1) since XMOS features the same diode on the XTAG3, in theory it should work. If the same setup is working with the XMOS ref design then so should your version of the custom design. As a rule, just prefer to use real logic gates for such tasks.
2) For sure the CPU is XCORE-200 based with custom internal mods for voice processing but you are correct, it is a canned solution and do not see this CPU listed inside the toolchain from XMOS. That is a mixed blessing. In theory, great that you can just apply their proven firmware onto your PCB but not so great to test with simple custom code.
1) Ok
2) We understood going in that it is a canned chip, and somewhat kneecapped, but that's ok. We don't have the resources right now for custom firmware, so the chip with just the audio recording and AEC is all we really need.
3) Great choice on the target QSPI flash - you are using what they have proven already to be compatible. However, it is quite possible that they have enabled the QSPI bit at the factory (Atmel / Microchip) or @ XMOS and then applied the firmware. That is, your blank may be with the QSPI bit = "0" so you are stuck in SPI mode.
Thanks. I tried to keep as many parts the same as the reference design.
4) However, suspecting that this is not the show stopper at this time. When you power up, do you see activity on the QSPI CLK pin? The XMOS CPU is the SPI bus master so it will drive the CLK pin to clock out data from the external QSPI flash device. Check for this.
I see voltage on the CLK pin, but no pulse. I see 3.6v with my Fluke, and 460mV on my Rigol Scope, which is odd. I have a blue wire onto the CLK pin on the Flash chip, and double checked those numbers.
5) If you feel up to it, consider to flash known good firmware on your XMOS kit -> carefully desolder this QSPI flash off the XMOS kit and transplant onto your custom PCBA. Does this process allow for your custom PCBA to work?
This seems like a bad idea, at least for me. My QFN skills are not that great, and the only working board I have is the XMOS DevKit. I have an updated layout, with 0.5mm longer pins on each QFN, so I can more easily hand solder these into place. I can have new boards printed, mostly assembled and in my hands in a week.
6) One concern that is still active is that you noted that had to manually pulse the #RESET line. That almost indicates that the power sequencing may be a factor. Again, best to follow the preachers @ XMOS as they have gone through all of these stumbling blocks already. Clone what works for them.
I looked again, and I copied their power sequence as far as I could tell.
If the XMOS QSPI flash allows for your custom PCB to work -> then take your fresh Atmel FLASH and apply onto your XMOS kit. Do you follow the same xflash command line procedure on the XMOS kit and the flash is able to be programmed with the passed .xe firmware?

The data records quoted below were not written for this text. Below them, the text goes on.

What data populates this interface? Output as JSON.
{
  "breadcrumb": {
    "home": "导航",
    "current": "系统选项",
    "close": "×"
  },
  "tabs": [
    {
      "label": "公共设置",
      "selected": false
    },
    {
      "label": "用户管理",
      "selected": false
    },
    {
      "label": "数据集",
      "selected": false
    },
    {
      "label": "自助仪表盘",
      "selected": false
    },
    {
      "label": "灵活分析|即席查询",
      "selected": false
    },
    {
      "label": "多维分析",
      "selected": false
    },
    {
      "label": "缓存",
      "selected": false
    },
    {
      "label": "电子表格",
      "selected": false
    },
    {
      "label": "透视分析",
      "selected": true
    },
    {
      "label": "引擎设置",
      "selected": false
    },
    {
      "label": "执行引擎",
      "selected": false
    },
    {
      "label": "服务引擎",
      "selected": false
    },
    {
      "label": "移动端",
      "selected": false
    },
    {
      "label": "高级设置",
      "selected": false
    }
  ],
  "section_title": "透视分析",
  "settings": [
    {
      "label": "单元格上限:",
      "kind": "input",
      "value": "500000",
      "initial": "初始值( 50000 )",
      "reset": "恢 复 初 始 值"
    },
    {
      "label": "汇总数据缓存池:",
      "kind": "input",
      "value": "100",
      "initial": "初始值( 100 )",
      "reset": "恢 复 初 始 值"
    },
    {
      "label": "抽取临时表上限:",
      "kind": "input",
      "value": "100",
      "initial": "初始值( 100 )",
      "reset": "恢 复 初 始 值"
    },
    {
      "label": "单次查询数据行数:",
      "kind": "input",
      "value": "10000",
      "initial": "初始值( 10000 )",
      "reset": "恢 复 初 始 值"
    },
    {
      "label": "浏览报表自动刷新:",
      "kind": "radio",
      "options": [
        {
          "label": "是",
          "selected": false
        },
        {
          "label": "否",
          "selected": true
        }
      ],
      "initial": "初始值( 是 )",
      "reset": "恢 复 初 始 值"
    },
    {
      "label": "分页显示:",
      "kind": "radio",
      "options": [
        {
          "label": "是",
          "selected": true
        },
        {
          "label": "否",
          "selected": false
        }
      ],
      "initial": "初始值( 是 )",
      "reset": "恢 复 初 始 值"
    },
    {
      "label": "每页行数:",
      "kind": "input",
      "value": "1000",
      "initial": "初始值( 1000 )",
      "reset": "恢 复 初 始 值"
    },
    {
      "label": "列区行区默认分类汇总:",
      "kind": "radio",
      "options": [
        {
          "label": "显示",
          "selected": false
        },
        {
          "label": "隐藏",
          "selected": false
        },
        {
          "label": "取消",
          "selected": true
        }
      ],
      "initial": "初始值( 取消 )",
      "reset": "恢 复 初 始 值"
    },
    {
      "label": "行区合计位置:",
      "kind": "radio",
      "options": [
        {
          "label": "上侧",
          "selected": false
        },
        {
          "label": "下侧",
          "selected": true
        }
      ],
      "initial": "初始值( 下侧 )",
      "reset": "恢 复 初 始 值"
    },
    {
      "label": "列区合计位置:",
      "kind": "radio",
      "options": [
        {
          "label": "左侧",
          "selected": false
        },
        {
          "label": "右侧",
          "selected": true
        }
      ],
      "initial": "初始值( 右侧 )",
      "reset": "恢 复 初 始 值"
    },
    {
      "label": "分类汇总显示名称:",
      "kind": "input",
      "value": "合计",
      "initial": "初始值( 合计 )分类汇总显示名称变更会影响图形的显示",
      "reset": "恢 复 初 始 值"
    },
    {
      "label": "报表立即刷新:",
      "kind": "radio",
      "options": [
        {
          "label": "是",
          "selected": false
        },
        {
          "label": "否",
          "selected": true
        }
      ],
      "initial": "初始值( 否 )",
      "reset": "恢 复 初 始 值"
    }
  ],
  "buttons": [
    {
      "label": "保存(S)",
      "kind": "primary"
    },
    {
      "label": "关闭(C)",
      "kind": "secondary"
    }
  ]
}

So to rephrase, you can xflash your external flash memory device with the same command line values & XMOS KIT -> the tool does not complain? Then you can power cycle the XMOS kit and it simply works for you? If yes, there is still something kooky with your custom PCBA. The quick check will be to take the programmed flash from XMOS kit and apply on your PCB and test the power up operating mode.
I'm doing the exact same procedure to flash the Devkit as my custom PCB and it works flashing the DevKit. I just tried it again, and it was successful.
Code: Select all
bash-3.2$ xflash --id 0 "XM-013830-SM-F-XVF3510 Adaptive USB Firmware binary.xe"
xflash: Warning: F03148 --quad-spi-clock not given, using default 15.62MHz
Site 0 has finished successfully.
bash-3.2$
I'm using the up arrow in Terminal to run the same code on my flash chip and the DevKit.
7) In comparing to the XMOS ref design, can you clone the resistor values for the 1v0 rail? The values are not the same on your custom PCB. Perhaps the ratios are close enough but again, verify that the 1v0 rail is spot on stable.
My 1v rail is very stable at 1.0v (measures 1.004v on Fluke). In the datasheet for the XVF-3510, they call for 1.5amps on the 1v0 rail. The buck they use on the DevKit only provides 1.0amps. The buck I chose
MP2359DJ-LF-Z provides 1.2amps, is cheaper, and JLCPCB considers it one of their basic parts.